‘Constant Mourner’ a veritable garden of delights

He’s not a bad man, the king (Morris Cohen), he just wants his son back.

A SCENE from Hanoch Levin’s  ‘The Constant Mourner.’ (photo credit: Courtesy)
A SCENE from Hanoch Levin’s ‘The Constant Mourner.’
(photo credit: Courtesy)
‘The Constant Mourner’
Written by Hanoch Levin
Directed by Ari Folman
Cameri Theater, February 24, 2020
He’s not a bad man, the king (Morris Cohen), he just wants his son back. His son has died, you see, died hard, died suffering, and the king is devastated, ravaged. The pain of losing his son is overwhelming but not enough to drive him mad, the shrewd mind specialist (Yoav Levi) tells him. And anyway, little by little, time will blunt the pain and everyday life will take over. “The others will go about their business. Only you will remain alone.”
That can’t be, mustn’t be, so every year the king chooses a child as a surrogate to his lost son, to die as his son did, in agony so that the king will never lose the awful immediacy of that overwhelming grief, never even considering that the chosen child also has a father.
Constant Mourner is a cautionary tale in which playwright Hanoch Levin reminds us that we cannot ride roughshod over other people; that it behooves us, as Leviticus 19:18 tells us, “to love thy neighbor as thyself.”
Celebrated film director Ari Folman has taken the bones of Levin’s fable and turned them into a sort of “garden of earthly delights” a la Hieronymus Bosch. It features all kinds of strange creatures as the sycophantic courtiers – some animalistic, others mechanical – and a kind of renaissance landscape of a set (David Polonski) through which some of the many characters enter first virtually via Yoav Cohen’s compelling video art, and then in reality through the archway that divides real from (as it were), virtual time. The bier, upon which lies the dead child, is sometimes reached by a staircase, as if to change the frame of reference. Efrat Ben Tzur’s haunting music (played live) augments events.
Folman is also inviting us to consider the choices we make; that we need to think through; that chaos may result if we don’t, as in the chaotic segment where the king’s big toe assumes frenetic control, or as when the king suddenly changes his mind about the annual sacrifice.
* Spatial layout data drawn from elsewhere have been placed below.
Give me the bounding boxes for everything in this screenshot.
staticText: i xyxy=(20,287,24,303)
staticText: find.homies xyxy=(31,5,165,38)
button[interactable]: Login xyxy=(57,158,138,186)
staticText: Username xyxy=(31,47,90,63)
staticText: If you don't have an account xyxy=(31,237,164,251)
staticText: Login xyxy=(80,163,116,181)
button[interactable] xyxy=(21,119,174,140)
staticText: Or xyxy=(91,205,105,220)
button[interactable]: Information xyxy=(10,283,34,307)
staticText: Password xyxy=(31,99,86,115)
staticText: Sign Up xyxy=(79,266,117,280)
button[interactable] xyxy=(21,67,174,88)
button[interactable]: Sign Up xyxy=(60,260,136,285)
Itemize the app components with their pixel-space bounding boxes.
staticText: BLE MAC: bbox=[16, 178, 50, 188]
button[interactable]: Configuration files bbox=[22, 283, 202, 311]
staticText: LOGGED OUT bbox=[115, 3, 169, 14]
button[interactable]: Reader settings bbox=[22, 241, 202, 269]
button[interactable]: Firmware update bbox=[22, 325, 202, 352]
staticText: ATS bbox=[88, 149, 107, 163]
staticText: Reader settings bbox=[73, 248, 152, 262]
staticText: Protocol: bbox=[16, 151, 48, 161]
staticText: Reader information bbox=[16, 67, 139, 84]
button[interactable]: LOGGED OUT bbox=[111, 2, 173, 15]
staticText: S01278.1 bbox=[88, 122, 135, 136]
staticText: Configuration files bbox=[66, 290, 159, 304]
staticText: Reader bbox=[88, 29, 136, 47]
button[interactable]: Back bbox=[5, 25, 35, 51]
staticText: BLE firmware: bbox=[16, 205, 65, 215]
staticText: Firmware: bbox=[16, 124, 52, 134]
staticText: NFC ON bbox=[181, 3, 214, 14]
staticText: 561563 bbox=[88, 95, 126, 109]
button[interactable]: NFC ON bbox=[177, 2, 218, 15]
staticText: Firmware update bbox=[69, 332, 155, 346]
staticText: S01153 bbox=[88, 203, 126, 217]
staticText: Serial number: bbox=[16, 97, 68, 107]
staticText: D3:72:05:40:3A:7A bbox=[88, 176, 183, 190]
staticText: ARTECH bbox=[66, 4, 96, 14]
That Constant Mourner is compelling is an understatement. Throughout the nearly two-hour performance, there was not a rustle from the enthralled audience.
Dressed all in red crushed velvet – the eye-catching costumes are by Orna Smorgonski – Morris’s king is properly regal yet agonizingly human. Minds specialist Levi is all in black – a hint maybe to the Angel of Death – and he is wondrously glib, unsentimentally direct.
As Doctors 1 & 2, Eran Mor and Tal Weiss are not healers, they’re hardly people. They’re bureaucrats with a job to do. Professional weepers Yossi Segal and Yossi Kantz busily inject some necessary humor, and yes, decency. They are dressed in white, as are the children, the enshrouder (Eran Sarel) and the nurse (Maya Landesman), as if to say that purity lurks somewhere. Sarel (barefoot as if to emphasize his connection to the Earth) is appropriately stoical about his task, and Landesman does her best with a character that never quite makes up its mind who or what it is.
The Constant Mourner (1992), perhaps the precursor to the poignant The Child Dreams that came out the following year, is an odd play that stutters over how it says what it wants to say, is oddly uninvolving, but the production is brilliant.